Bottom Bracket Evolution

 Bikes  Comments Off on Bottom Bracket Evolution
Sep 122011
 

Interbike coverage starts September 14th, but there’s still time to submit questions and requests about new products. I’m there to be your eyes and ears, and knees and elbows, too.

Question: I had an old Gary Fisher with a press-fit bottom bracket, and replacing it was a crazy pain in the ass. (Plus it was basically just two bearings, and the bearings were garbage so everything had to be replaced every couple years.) Now I see this horrible idea resurfacing like a bad hippie flashback. Is this just retro stupidity, or have things actually gotten better?

Answer: Gary Fisher, Sharp Dressed Man
Gary Fisher really is a visionary, it’s just that at some periods in his life he was wearing those little, diamond-shaped, red-tinted glasses, and some things weren’t entirely in focus. Seriously, he never stops trying to build a better mousetrap, and he was painfully ahead of the curve on some things (bottom-brackets, sure, but also oversized head tubes). Pushing forward on standards causes plenty of headaches, but sometimes it makes for breakthroughs. For a while there around 2003, Trek seemed to be relegating Fisher to a tent out in the back of their real offices, until everyone started shopping at the tent (remember Trek’s STP vs. Fisher’s Sugar? Trek’s 69ers vs. Fisher’s 29ers?). The guy knows stuff.

So there was a logic to that first attempt at an alternate kind of bottom-bracket, but you’re completely right in hating those things. They were awful. Compared to what we have these days, those original snap-in bearing systems were not good.

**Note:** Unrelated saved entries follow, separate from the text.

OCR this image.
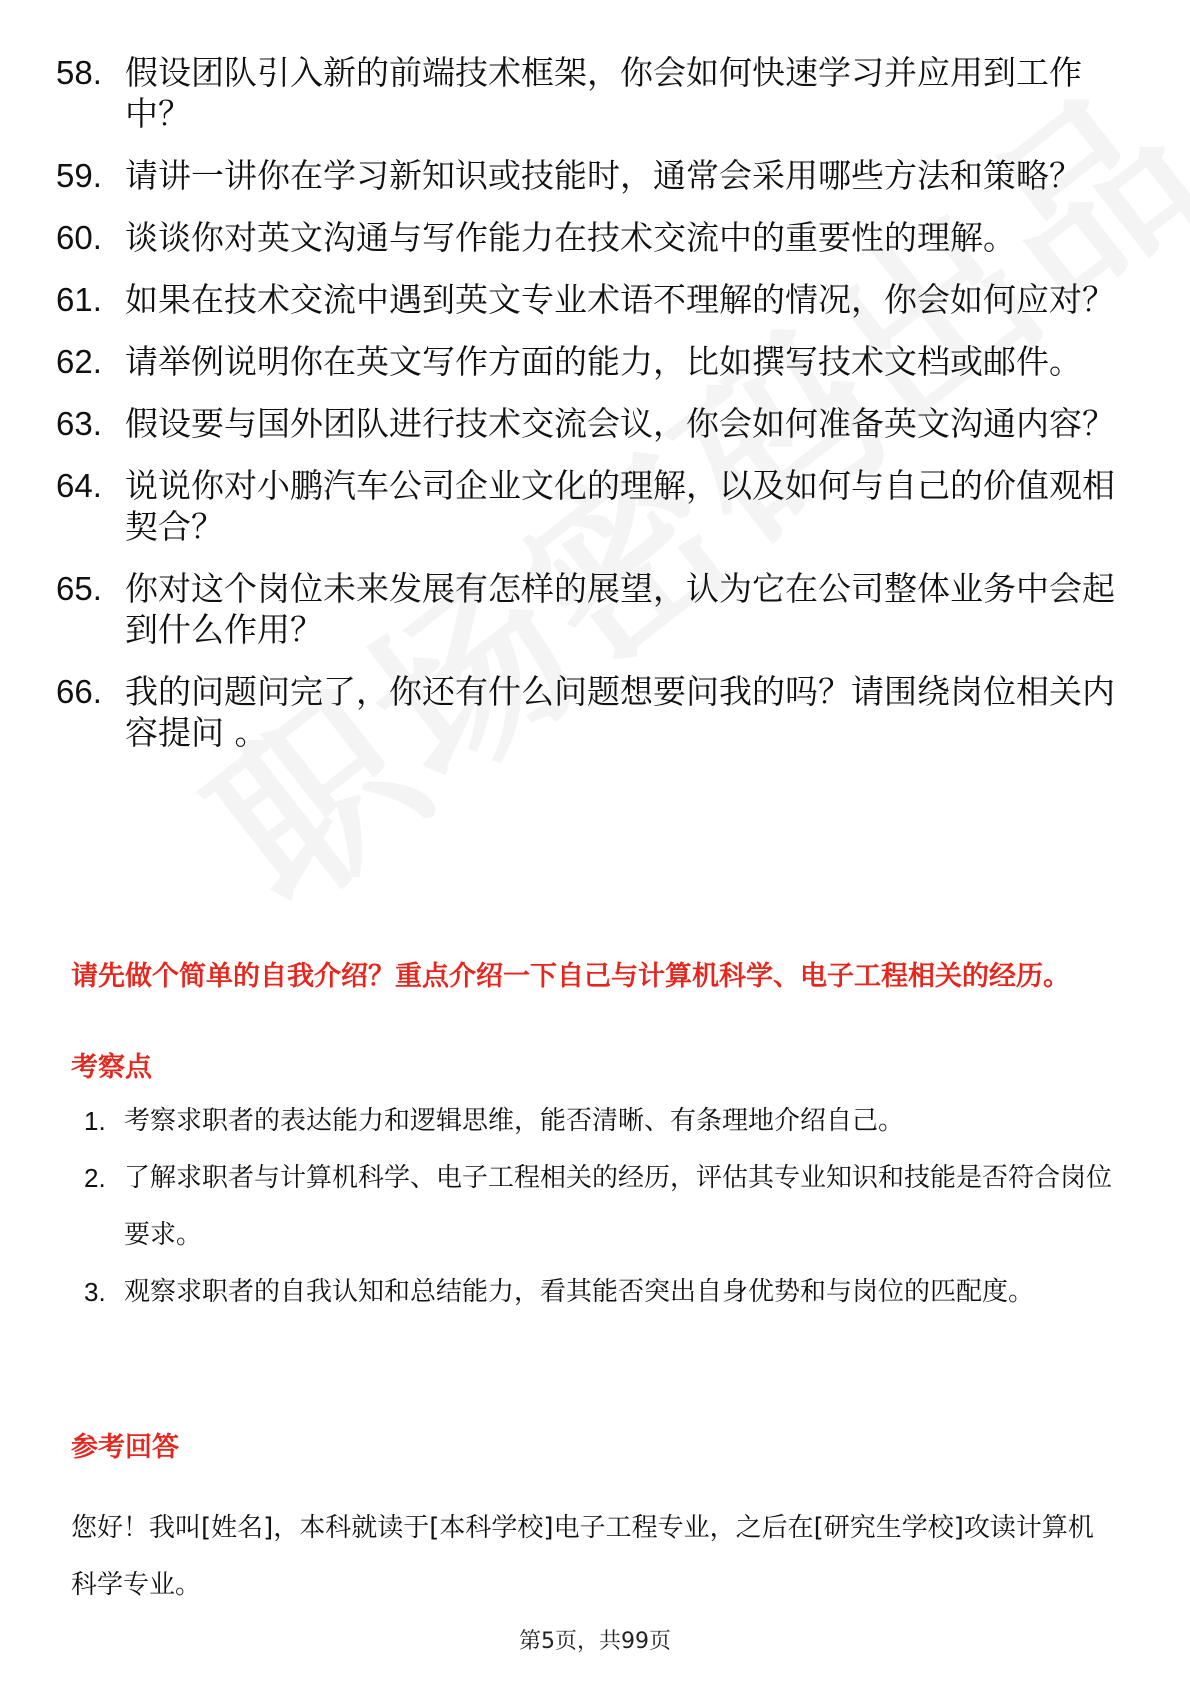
58. 假设团队引入新的前端技术框架，你会如何快速学习并应用到工作中？
59. 请讲一讲你在学习新知识或技能时，通常会采用哪些方法和策略？
60. 谈谈你对英文沟通与写作能力在技术交流中的重要性的理解。
61. 如果在技术交流中遇到英文专业术语不理解的情况，你会如何应对？
62. 请举例说明你在英文写作方面的能力，比如撰写技术文档或邮件。
63. 假设要与国外团队进行技术交流会议，你会如何准备英文沟通内容？
64. 说说你对小鹏汽车公司企业文化的理解，以及如何与自己的价值观相契合？
65. 你对这个岗位未来发展有怎样的展望，认为它在公司整体业务中会起到什么作用？
66. 我的问题问完了，你还有什么问题想要问我的吗？请围绕岗位相关内容提问 。
请先做个简单的自我介绍？重点介绍一下自己与计算机科学、电子工程相关的经历。
考察点
1. 考察求职者的表达能力和逻辑思维，能否清晰、有条理地介绍自己。
2. 了解求职者与计算机科学、电子工程相关的经历，评估其专业知识和技能是否符合岗位要求。
3. 观察求职者的自我认知和总结能力，看其能否突出自身优势和与岗位的匹配度。
参考回答

您好！我叫[姓名]，本科就读于[本科学校]电子工程专业，之后在[研究生学校]攻读计算机科学专业。

第5页，共99页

Current systems are pretty good, though some of the same problems remain. The first problem is compatibility: when a new system is introduced, it creates problems for replacing parts. We have so many different “standards” on the market simultaneously right now, that it’s tough even to know which bottom bracket fits your new frame, let alone how good it is. Here’s a quick list of the most common ones:

  1. BB30 uses circlips to hold bearings inside the frame’s bottom bracket shell, like those old systems, but, because both the bearings and frame’s shell are much larger, durability is much better, and stiffness is drastically better.
  2. Press Fit BB30 is oversized, just like the standard BB30, but presses into the frame in a way similar to conventional headset cups.
  3. Good Ol’ Threaded Cartridge systems were offered in both traditional square tapered spindle and various splined spindles, but have been all but completely replaced by external bearing systems, which share the same frame shell dimenions.
  4. External Bearing bottom brackets thread into the frame just like cartridge systems, but have oversized bearings that sit outside the frame shell.
  5. BB86 and BB90 systems are based on the BB30 concept, but use wider frame shells (86mm and 90mm, respectively).
  6. Shimano’s 92mm press-fit bottom bracket presses into special 92mm wide frames in a way that’s very similar to headsets, and basically takes the External Bearing style cup system and makes the frame’s bottom bracket shell wide enough to swallow up the otherwise external bearings.
  7. BB386EVO systems attempt to bring all this together by being both large diameter (like the BB30), and wide (like the 86, 90, and 92) systems.

Basically, we’re going bigger diameter and wider in everything, and the bigger diameter and wider shell make for a stiffer crankset, which really does improve your power output. But the increased size also allows us to get away with designs like the press-in system, that we previously couldn’t, when sizes were smaller and materials were inferior. Almost any system you go with these days is going to perform better than previous designs, and be more reliable as well. The evolution wasn’t always smooth or direct, but, overall, these new systems are better.